Rudolf Nureyev was one of the greatest and most charismatic ballet dancers of the twentieth century, a performer of extraordinary power and presence whose defection from the Soviet Union became one of the sensations of the Cold War. Born, by his own account, on a train crossing Siberia, he grew up in poverty in the Soviet republic of Bashkiria and came late to formal ballet training before winning a place at the famed Kirov company in Leningrad.
His phenomenal talent quickly made him a star. In 1961, while on tour with the Kirov in Paris, Nureyev made a dramatic dash for freedom at the airport, defecting to the West — a leap into the unknown that made headlines around the world and cost him years of separation from his homeland.

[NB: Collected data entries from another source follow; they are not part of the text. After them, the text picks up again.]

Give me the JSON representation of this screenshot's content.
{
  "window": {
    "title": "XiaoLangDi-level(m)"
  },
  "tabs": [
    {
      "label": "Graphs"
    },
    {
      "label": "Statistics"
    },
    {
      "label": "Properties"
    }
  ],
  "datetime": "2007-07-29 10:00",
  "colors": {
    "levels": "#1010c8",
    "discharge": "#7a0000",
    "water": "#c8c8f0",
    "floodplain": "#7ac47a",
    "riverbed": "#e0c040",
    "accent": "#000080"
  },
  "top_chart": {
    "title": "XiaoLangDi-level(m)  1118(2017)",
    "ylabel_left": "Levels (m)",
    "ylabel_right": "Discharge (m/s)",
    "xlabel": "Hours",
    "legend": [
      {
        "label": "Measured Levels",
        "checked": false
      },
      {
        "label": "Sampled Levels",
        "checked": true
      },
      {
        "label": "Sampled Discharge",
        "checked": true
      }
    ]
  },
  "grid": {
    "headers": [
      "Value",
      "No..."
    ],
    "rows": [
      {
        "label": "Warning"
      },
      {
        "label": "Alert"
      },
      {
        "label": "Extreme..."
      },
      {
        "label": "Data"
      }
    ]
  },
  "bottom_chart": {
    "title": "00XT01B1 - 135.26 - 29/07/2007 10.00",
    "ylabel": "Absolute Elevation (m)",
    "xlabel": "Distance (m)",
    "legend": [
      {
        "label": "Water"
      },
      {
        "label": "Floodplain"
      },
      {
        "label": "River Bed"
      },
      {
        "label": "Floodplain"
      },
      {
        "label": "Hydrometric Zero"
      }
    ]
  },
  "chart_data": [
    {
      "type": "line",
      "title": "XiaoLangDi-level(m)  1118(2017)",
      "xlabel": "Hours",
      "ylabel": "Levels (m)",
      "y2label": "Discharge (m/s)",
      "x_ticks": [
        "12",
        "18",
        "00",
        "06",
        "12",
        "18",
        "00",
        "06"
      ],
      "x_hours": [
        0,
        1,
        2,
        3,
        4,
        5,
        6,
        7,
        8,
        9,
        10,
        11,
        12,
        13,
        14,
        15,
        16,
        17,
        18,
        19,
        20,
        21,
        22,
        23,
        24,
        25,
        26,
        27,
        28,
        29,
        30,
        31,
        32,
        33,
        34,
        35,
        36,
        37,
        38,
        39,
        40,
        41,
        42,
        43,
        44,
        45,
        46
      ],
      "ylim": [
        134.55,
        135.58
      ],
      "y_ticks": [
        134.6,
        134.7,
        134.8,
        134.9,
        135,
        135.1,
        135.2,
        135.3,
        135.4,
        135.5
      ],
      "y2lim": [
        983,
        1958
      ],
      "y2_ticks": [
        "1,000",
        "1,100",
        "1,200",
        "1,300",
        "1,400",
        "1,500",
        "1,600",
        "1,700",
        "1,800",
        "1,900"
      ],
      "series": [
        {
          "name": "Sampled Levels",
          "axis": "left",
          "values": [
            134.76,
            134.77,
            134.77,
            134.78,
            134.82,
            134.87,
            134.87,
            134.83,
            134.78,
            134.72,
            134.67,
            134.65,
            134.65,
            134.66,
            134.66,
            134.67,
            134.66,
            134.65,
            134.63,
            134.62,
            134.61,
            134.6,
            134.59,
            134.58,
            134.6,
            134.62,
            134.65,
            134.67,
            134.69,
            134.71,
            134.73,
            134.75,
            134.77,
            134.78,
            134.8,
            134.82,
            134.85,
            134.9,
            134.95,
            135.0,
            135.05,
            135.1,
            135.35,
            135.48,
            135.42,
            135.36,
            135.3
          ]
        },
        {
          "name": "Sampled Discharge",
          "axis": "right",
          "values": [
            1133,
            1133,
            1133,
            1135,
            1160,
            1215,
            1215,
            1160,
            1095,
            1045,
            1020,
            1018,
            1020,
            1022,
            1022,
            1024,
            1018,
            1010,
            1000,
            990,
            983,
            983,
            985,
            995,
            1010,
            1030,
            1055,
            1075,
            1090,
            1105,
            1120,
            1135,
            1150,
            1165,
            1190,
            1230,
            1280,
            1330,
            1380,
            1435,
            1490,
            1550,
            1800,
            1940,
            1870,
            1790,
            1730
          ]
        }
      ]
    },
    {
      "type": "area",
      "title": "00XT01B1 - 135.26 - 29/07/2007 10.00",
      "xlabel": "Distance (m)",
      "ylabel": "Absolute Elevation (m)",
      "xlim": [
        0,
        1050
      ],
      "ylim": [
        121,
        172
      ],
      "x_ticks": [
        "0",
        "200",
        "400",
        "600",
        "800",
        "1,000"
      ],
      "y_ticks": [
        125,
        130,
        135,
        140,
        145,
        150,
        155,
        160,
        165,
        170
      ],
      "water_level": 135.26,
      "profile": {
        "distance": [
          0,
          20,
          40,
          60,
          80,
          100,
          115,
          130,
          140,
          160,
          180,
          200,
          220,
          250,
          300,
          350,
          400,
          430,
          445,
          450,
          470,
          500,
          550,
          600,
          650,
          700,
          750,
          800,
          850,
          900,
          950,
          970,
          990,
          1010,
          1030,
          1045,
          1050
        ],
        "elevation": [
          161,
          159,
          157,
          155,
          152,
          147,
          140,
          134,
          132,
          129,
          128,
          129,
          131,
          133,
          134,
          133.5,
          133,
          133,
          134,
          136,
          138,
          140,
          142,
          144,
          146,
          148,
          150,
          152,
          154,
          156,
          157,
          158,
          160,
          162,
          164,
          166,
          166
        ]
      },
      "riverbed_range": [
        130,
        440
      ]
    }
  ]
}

In the West he became an international superstar. His celebrated partnership with the great English ballerina Margot Fonteyn, decades his senior, electrified audiences and revitalized her career, and the two became one of the most famous pairings in the history of dance. Nureyev's animal magnetism, athleticism, and dramatic intensity drew huge crowds and helped popularize ballet for a mass public.
A tireless performer and an influential choreographer and company director — he led the Paris Opera Ballet for several years — he danced an enormous range of roles across the world. He continued to perform even as his health declined, and died in 1993 of an illness related to AIDS, mourned as a legend of the stage.